Arriving at the downtown hotel, some forty participants were greeted by the Community Foundation for Kingston and Area’s Tina Bailey, and Terri Lynn Brennan, Program Coordinator of Cultural Services for the City of Kingston. Their warm welcome set the tone for the day.
Facilitators included Anisinaabe Pytor Hodgson ; Shannon Monk Payne of European and Mi’kmaq descent; Inuit Saimaniq Temela, award-winning youth sailor originally from Nunavut; Elder Kathy Brant from Tyendinaga Mohawk Territory, and Tammy Nelson of Ojibway ancestry from Nipissing First Nation. Such diversity, Hodgson said, characterizes the seven thousand indigenous peoples living in Kingston.
Beginning with the question addressed to each of us in the Circle, “What does Reconciliation mean to you?” the day was filled with the facilitators’ and indigenous participants’ encouraging smiles, genial comments, and unfailingly polite rejoinders, no matter how awkward or ignorant our responses might have been. Our connection to one another was illustrated by the ‘spider exercise’: the first person speaking held the end of a rope and extended an invitation to the next speaker by tossing them the rope, resulting in an intricate web of relations.
A history of First Peoples in the area now known as Kingston – then called Katarokwi, meaning ‘a place where there is clay’ or ‘where the limestone is’ — commenced with a slide show.

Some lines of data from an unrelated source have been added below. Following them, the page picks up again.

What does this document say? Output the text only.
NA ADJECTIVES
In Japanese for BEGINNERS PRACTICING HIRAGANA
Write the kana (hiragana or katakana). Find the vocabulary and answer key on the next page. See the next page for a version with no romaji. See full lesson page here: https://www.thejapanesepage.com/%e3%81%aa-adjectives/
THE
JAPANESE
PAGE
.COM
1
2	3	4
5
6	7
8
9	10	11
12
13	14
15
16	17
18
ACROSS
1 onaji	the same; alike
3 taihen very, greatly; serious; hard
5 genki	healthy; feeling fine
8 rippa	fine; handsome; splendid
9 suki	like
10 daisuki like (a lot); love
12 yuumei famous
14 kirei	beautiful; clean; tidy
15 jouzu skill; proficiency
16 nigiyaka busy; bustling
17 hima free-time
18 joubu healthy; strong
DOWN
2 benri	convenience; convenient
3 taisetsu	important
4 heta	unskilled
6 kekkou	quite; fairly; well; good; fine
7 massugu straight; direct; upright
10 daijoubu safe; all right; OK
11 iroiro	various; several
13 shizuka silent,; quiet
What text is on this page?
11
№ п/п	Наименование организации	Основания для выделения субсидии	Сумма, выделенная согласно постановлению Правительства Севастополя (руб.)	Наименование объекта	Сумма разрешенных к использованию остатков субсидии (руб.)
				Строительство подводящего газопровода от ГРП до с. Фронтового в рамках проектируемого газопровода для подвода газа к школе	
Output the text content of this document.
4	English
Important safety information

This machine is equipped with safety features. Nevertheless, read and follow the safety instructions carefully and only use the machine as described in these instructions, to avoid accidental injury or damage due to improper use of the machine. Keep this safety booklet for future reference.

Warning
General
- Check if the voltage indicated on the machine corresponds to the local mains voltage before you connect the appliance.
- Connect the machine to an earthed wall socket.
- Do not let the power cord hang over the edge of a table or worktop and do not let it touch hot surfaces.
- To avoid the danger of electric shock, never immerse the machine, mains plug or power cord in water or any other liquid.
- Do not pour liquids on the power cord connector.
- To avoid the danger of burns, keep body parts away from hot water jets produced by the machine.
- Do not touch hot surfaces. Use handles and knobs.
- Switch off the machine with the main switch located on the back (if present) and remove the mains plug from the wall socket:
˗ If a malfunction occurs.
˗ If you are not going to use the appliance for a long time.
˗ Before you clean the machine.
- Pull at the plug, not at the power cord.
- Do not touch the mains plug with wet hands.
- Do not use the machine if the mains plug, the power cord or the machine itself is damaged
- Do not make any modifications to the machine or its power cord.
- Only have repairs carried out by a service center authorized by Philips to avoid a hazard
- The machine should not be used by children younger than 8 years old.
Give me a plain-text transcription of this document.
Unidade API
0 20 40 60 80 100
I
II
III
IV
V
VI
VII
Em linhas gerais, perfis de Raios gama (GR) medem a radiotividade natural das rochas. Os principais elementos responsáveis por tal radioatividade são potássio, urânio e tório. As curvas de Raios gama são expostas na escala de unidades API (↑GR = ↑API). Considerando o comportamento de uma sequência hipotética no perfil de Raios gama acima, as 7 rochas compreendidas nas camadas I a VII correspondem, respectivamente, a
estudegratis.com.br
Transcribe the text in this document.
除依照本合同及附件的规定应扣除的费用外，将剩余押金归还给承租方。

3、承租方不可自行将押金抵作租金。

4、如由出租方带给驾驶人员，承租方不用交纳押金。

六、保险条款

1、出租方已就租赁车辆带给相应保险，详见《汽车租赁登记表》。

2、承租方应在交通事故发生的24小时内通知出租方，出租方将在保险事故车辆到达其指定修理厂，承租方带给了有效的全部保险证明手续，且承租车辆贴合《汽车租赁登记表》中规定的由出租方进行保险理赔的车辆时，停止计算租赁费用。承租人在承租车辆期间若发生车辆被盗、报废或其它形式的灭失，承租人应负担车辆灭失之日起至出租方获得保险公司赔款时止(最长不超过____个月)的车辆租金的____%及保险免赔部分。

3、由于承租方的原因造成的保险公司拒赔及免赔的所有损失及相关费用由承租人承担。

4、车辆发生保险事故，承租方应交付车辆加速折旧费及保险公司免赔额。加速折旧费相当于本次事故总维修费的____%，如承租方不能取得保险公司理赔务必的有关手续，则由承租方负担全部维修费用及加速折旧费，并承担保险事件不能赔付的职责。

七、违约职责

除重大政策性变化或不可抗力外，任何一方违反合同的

We were told who first lived on the land, the languages they spoke, and who their allies and enemies were. We learned of the Crawford Purchase of 1783 when the Mississauga ceded the territory of present-day Kingston to the British Crown, and that Belle Island – a golf course and former garbage dump — was once a Huron hunting/fishing settlement and burial ground.
The Circle opened with a smudging ceremony and Mohawk creation story. A feast of moose stew, roasted bear, bannock, green salad, strawberry cordial, and pumpkin mousse prepared by Tyendinaga caterer Carol Anne Maracle marked mid-day. Each participant also received a ‘feast bag’ holding reusable dishes and utensils, as well as a towel and washcloth. The Circle closed with more gifts: a fridge magnet featuring the four sacred medicines for smudging – cedar, sage, tobacco, and sweet grass; a ‘flag’ of loose tobacco in red cloth tied with a white ribbon, signifying respect and appreciation for knowledge being shared; a tiny brooch made of red, white, black, and yellow beads on a circle of leather illustrating the Four Directions of the Medicine Wheel, handmade by Tammy Nelson’s daughters.
I was overwhelmed by the generosity, inspired to learn more, moved to explore my heritage, and to atone for my own part in history.
We came to understand that Reconciliation has no end, only a starting place. Learning and sharing are the first steps along the way.